Wednesday, November 25, 2009

Thanksgiving holds new meaning for patient after heart surgery


Listen to the audio version of Richard Kezima's story.

Many Americans gather with family and friends on Thanksgiving to express all they are thankful for that year. That tradition will have new meaning for one man as he recalls those who helped him on Thanksgiving Day in 2007 – the day he came back to life.

After a big, family Thanksgiving dinner, Richard Kezima, 61, of Lexington, Mass., headed to a nearby park for a game a touch football. Kezima, his sons and some friends were enjoying this Thanksgiving tradition when tragedy struck.

"I was having fun, feeling great, everything was terrific," says Kezima. "Then, the next thing I know I'm being wheeled into Mass General."

Kezima says he doesn't remember much of what happened, but friends who were there say he just collapsed on the field. One of his teammates - a state trooper - immediately began CPR. That man's wife, who sells portable defibrillators, ran to her car to get one of the devices, which she then used to revive Kezima while they waited for an ambulance.

The ambulance took Kezima to a local hospital, but it was quickly decided he needed immediate surgery. He was sent to Massachusetts General Hospital where Heart Center surgeons performed a five-vessel bypass procedure that night.

Bruce Rosengard, MD, a cardiac surgeon with the MGH Heart Center who treated Kezima, says he was extremely lucky after suffering sudden cardiac death, which is caused by an abrupt loss of heart function.

"A quick response is extremely important in these situations since you have only four to six minutes before someone in cardiac arrest begins to lose brain function due to a lack of blood and oxygen," said Rosengard. "Richard Kezima may have died if his friends had not been able to help him."

The holiday heart attack

According to the American Heart Association, about 310,000 people a year die of coronary heart disease without being hospitalized or admitted to an emergency room. Most of these are sudden deaths caused by cardiac arrest. Unfortunately, heart attacks and cardiac arrest are not uncommon during the festive holiday season.

"The data suggests that there is a noticeable uptick in heart attack deaths during the holiday season, especially around Christmas and New Year's," says Randall Zusman, MD, director of the hypertension program at the MGH Heart Center. "The cause of this increase is not certain, but it could be related to excessive physical activity, overeating (especially the ingestion of increased amounts of salt), excessive alcohol intake, or possibly the psychological stresses that inevitably accompany the holiday season."

Some tips for staying heart healthy during the holidays include:

  • Be aware of all the holiday treats you are eating. Heavy and high-fat meals can stress the heart as they are digested, increasing blood pressure and heart rate. Large meals can result in blood flow being diverted from the heart to the gastrointestinal tract which can result in an inadequate supply of blood to the heart muscle.

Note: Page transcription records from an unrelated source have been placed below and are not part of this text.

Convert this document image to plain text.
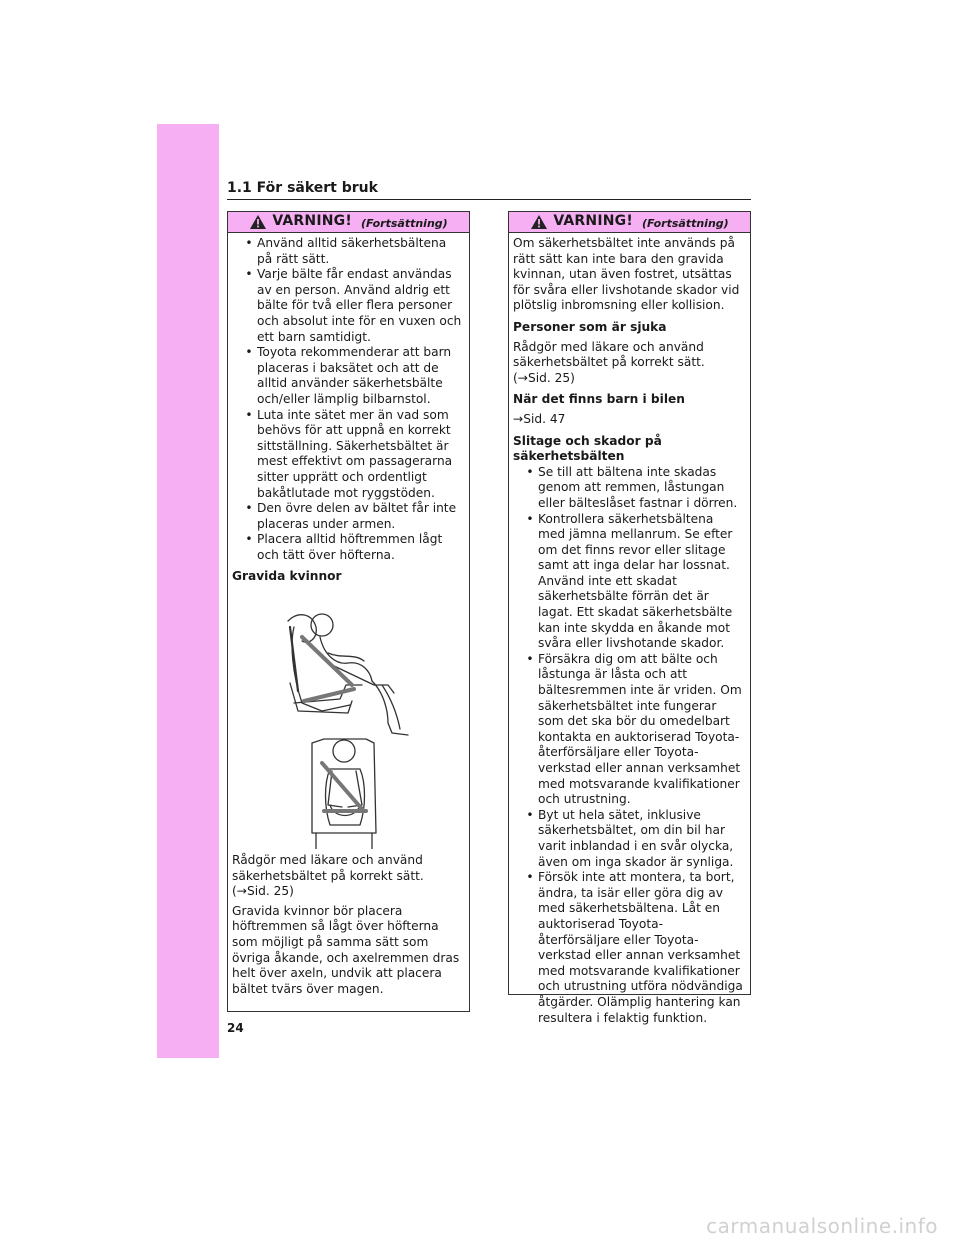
1.1 För säkert bruk
VARNING! (Fortsättning)
• Använd alltid säkerhetsbältena på rätt sätt.
• Varje bälte får endast användas av en person. Använd aldrig ett bälte för två eller flera personer och absolut inte för en vuxen och ett barn samtidigt.
• Toyota rekommenderar att barn placeras i baksätet och att de alltid använder säkerhetsbälte och/eller lämplig bilbarnstol.
• Luta inte sätet mer än vad som behövs för att uppnå en korrekt sittställning. Säkerhetsbältet är mest effektivt om passagerarna sitter upprätt och ordentligt bakåtlutade mot ryggstöden.
• Den övre delen av bältet får inte placeras under armen.
• Placera alltid höftremmen lågt och tätt över höfterna.
Gravida kvinnor
Rådgör med läkare och använd säkerhetsbältet på korrekt sätt. (→Sid. 25)
Gravida kvinnor bör placera höftremmen så lågt över höfterna som möjligt på samma sätt som övriga åkande, och axelremmen dras helt över axeln, undvik att placera bältet tvärs över magen.
VARNING! (Fortsättning)
Om säkerhetsbältet inte används på rätt sätt kan inte bara den gravida kvinnan, utan även fostret, utsättas för svåra eller livshotande skador vid plötslig inbromsning eller kollision.
Personer som är sjuka
Rådgör med läkare och använd säkerhetsbältet på korrekt sätt. (→Sid. 25)
När det finns barn i bilen
→Sid. 47
Slitage och skador på säkerhetsbälten
• Se till att bältena inte skadas genom att remmen, låstungan eller bälteslåset fastnar i dörren.
• Kontrollera säkerhetsbältena med jämna mellanrum. Se efter om det finns revor eller slitage samt att inga delar har lossnat. Använd inte ett skadat säkerhetsbälte förrän det är lagat. Ett skadat säkerhetsbälte kan inte skydda en åkande mot svåra eller livshotande skador.
• Försäkra dig om att bälte och låstunga är låsta och att bältesremmen inte är vriden. Om säkerhetsbältet inte fungerar som det ska bör du omedelbart kontakta en auktoriserad Toyota-återförsäljare eller Toyota-verkstad eller annan verksamhet med motsvarande kvalifikationer och utrustning.
• Byt ut hela sätet, inklusive säkerhetsbältet, om din bil har varit inblandad i en svår olycka, även om inga skador är synliga.
• Försök inte att montera, ta bort, ändra, ta isär eller göra dig av med säkerhetsbältena. Låt en auktoriserad Toyota-återförsäljare eller Toyota-verkstad eller annan verksamhet med motsvarande kvalifikationer och utrustning utföra nödvändiga åtgärder. Olämplig hantering kan resultera i felaktig funktion.
24
carmanualsonline.info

Too much alcohol can also increase heart rate.
  • Remember to bring and take your medications when you are away from home.
  • Be careful when exerting yourself in the cold. Cold weather can restrict blood vessels and extra exertion can lead to a heart attack. Snow shoveling, in particularly, can increase the amount of work done by the heart. Snow shoveling should be avoided by patients with a history of heart disease and/or high blood pressure.
  • Relax. Stress can be hurtful for the heart, so try to take a break from the holiday hustle and bustle.

"It is most important to not ignore the symptoms – chest pain, difficulty breathing, palpitations, and nausea. These are all signs of a heart attack, and getting the appropriate care quickly is the best thing you can do. Don't hesitate to be in contact with your doctor if you have any concerns that the symptoms you are experiencing are heart related." says Zusman.

A Happy Holiday

Thanks to his friend's swift action and his general good health, Kezima's recovery went well and he was able to resume many of his normal activities within five months of the surgery, including shoveling his neighbor's driveways.

"Last winter I was shoveling snow again and lifting weights, but I was cautious about overdoing it," he said. "I have a lot of energy and was afraid I wouldn't know when to stop, but Dr. Rosengard said during my last visit that having so much energy was great news.

"I couldn't be more thankful to hear this," he says.